Quelque 400 résidents locaux et organisations se sont également constitués dans la Amsterdam Doughnut Coalition, pour gérer leurs propres programmes au niveau local.
L’application de la théorie du « Beignet » a été suivie par les villes de Bruxelles, Naimao (Canada), et Dunedin (Nouvelle-Zélande). Le Pape François a d’ailleurs salué cette approche. Dans de nombreux pays et villes, un intérêt croissant se développe rapidement et Kate Raworth pense que ce n’est qu’une question de temps avant que ce concept ne soit adopté au niveau national.

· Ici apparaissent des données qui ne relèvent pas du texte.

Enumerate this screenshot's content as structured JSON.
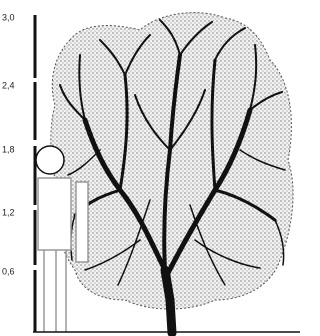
{
  "scale": {
    "labels": [
      "3,0",
      "2,4",
      "1,8",
      "1,2",
      "0,6"
    ]
  }
}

À ce jour, le laboratoire DEAL est en contact avec de nombreuses cités et villes. Il a établi des partenariats de travail avec les pays comme le Brésil, le Costa Rica, l’Inde, le Bangladesh, la Zambie, les Barbades et beaucoup d’autres encore. Le Costa Rica est en bonne voie de devenir un pays totalement « régénérateur » en repensant totalement ses secteurs agricole et touristique d’ici 2050 (8).
Le modèle « Beignet » de pensée globale et d’action locale, peut redonner un véritable second souffle au monde actuel qui manque d’inspiration et de direction.